Viele sind nicht nur von der menschlichen Wende der Oper am Ende, sondern auch von der Intimität und Erotik einiger Szenen berührt. Was am englischsprachigen Textbuch und den deutschen Surtitles liegt: Melanie Challenger setzte in ihrer Prosa auf klare Pointen und lakonische Kürze. Wenn es in der zweiten Hälfte um viel Leid und sexuelles Begehren geht, findet sie Worte von aufwühlender Sinnlichkeit – und Trauer. Der zu den Erfurter Schlussproben anwesende Simpson gehört derzeit zu den umworbenen Jung-Komponisten. Sein Violinkonzert gelangt im März in Amsterdam und Köln zur Aufführung.

Auch „Pleasure“ zeichnet sich durch ungewöhnlich starke Erfindungskraft aus. Nach mehrfacher Verschiebung findet die Premiere in einer Spielzeit mit ausschließlich griechischen Sujets statt.

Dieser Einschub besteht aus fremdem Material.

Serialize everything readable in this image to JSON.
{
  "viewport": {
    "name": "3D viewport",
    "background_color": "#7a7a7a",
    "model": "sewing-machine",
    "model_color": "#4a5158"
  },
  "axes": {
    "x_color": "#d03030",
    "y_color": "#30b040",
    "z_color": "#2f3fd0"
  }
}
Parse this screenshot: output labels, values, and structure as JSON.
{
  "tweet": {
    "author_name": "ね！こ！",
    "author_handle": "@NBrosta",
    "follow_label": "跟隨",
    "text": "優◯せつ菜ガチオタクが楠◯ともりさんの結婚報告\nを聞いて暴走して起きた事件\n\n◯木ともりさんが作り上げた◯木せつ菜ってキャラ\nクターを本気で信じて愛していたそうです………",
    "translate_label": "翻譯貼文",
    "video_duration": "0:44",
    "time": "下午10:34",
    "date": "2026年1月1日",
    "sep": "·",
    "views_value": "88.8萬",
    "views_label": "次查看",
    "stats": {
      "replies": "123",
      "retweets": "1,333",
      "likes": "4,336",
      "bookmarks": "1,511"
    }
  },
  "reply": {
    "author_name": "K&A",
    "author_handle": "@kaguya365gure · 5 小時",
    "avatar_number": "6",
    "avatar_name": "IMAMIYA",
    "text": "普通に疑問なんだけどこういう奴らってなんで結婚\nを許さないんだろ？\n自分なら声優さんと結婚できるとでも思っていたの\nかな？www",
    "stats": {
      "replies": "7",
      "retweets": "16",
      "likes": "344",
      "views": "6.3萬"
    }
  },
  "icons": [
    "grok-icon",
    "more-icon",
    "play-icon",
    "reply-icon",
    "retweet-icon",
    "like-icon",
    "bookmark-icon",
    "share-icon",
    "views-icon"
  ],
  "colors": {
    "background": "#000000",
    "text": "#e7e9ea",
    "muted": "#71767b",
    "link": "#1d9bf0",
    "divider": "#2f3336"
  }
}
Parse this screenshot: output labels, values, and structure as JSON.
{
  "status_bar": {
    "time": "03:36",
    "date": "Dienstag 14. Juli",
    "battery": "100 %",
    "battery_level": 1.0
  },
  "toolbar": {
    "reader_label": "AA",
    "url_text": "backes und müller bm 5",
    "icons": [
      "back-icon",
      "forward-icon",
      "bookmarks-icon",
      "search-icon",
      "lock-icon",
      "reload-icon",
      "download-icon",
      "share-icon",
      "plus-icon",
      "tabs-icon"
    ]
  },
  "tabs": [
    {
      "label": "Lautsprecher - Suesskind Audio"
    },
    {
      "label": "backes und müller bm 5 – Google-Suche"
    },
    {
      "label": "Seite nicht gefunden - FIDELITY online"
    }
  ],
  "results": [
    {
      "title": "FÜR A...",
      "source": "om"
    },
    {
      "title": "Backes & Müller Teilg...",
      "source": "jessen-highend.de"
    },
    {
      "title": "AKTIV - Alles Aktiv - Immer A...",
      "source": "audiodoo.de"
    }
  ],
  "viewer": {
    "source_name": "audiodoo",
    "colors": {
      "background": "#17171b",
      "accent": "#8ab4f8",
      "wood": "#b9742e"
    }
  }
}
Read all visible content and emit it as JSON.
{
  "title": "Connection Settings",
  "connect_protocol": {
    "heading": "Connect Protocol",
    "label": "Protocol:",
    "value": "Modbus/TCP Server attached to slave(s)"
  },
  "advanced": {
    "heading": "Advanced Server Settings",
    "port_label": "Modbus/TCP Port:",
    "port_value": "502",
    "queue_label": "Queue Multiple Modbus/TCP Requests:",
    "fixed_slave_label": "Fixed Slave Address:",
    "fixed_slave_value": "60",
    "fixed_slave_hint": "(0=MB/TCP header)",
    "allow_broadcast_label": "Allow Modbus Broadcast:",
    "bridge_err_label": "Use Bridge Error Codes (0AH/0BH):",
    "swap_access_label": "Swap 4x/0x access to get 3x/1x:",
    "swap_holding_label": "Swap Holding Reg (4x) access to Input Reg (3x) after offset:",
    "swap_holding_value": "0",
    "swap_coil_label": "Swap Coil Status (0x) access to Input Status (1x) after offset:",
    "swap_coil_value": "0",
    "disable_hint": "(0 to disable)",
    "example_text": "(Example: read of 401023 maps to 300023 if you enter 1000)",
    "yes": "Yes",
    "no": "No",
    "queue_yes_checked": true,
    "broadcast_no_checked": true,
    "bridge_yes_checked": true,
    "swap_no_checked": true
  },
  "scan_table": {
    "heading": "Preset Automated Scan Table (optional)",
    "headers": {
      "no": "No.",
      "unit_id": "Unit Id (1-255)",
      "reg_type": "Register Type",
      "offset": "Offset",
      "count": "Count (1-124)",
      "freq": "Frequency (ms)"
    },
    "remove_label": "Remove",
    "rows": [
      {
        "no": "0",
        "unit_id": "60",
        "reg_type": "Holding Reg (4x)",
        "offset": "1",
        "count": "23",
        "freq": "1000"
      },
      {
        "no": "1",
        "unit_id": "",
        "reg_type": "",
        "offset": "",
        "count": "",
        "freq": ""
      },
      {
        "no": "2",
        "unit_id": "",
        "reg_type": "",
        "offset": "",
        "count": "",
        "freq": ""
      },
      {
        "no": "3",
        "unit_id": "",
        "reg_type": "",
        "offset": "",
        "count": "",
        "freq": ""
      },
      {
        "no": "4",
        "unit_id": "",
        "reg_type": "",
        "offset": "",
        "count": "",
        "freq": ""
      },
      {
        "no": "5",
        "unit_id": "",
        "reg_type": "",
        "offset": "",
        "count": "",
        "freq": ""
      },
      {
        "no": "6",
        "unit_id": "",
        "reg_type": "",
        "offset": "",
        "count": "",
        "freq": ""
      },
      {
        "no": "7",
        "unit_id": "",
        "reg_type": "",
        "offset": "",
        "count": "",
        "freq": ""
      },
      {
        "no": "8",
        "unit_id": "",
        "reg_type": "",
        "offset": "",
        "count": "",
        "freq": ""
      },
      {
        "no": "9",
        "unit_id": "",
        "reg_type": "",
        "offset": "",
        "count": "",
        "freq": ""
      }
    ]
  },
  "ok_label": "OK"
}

Natürlich kann man mannmännliches Werben wie in der Vergangenheit blumig als „griechische Liebe“ bezeichnen. Wichtiger aber ist die Ableitung der Opernhandlung vom altgriechischen Mythos des Schmiede- und Waffengottes Hephaistos, den seine Mutter Hera wegen einer Verkrüppelung am Fuß ablehnte und deshalb aus dem Olymp in die Tiefe warf: Seit Jahren ist die Toilettenfrau Val die Seelentrösterin all jener ungeküsster Prinzen, deren Lust im „Pleasure“ weder Erfüllung noch Ewigkeit findet. Val trotzt im Discolicht und Halbdunkel ihrem körperlichen Verblühen, das bei Tageslicht unübersehbar ist. In dieser Partynacht greifen die Schatten der bösen Vergangenheit nach ihr. Val begegnet zufällig ihrem eigenen Sohn Nathan. Bei Nathan brechen die Dämme: Erst rührt ihm der promiske Mat an Haut und Seele, später muss er in Val seine seit der Kindheit vermisste Mutter erkennen. Nathan stammt aus der toxischen Ehe eines notorisch gewalttätigen Preisboxers und seiner unreifen Geliebten, kam zur Erziehung in fremde Hände. Auf der Männertoilette tut Nathan sich Schreckliches an...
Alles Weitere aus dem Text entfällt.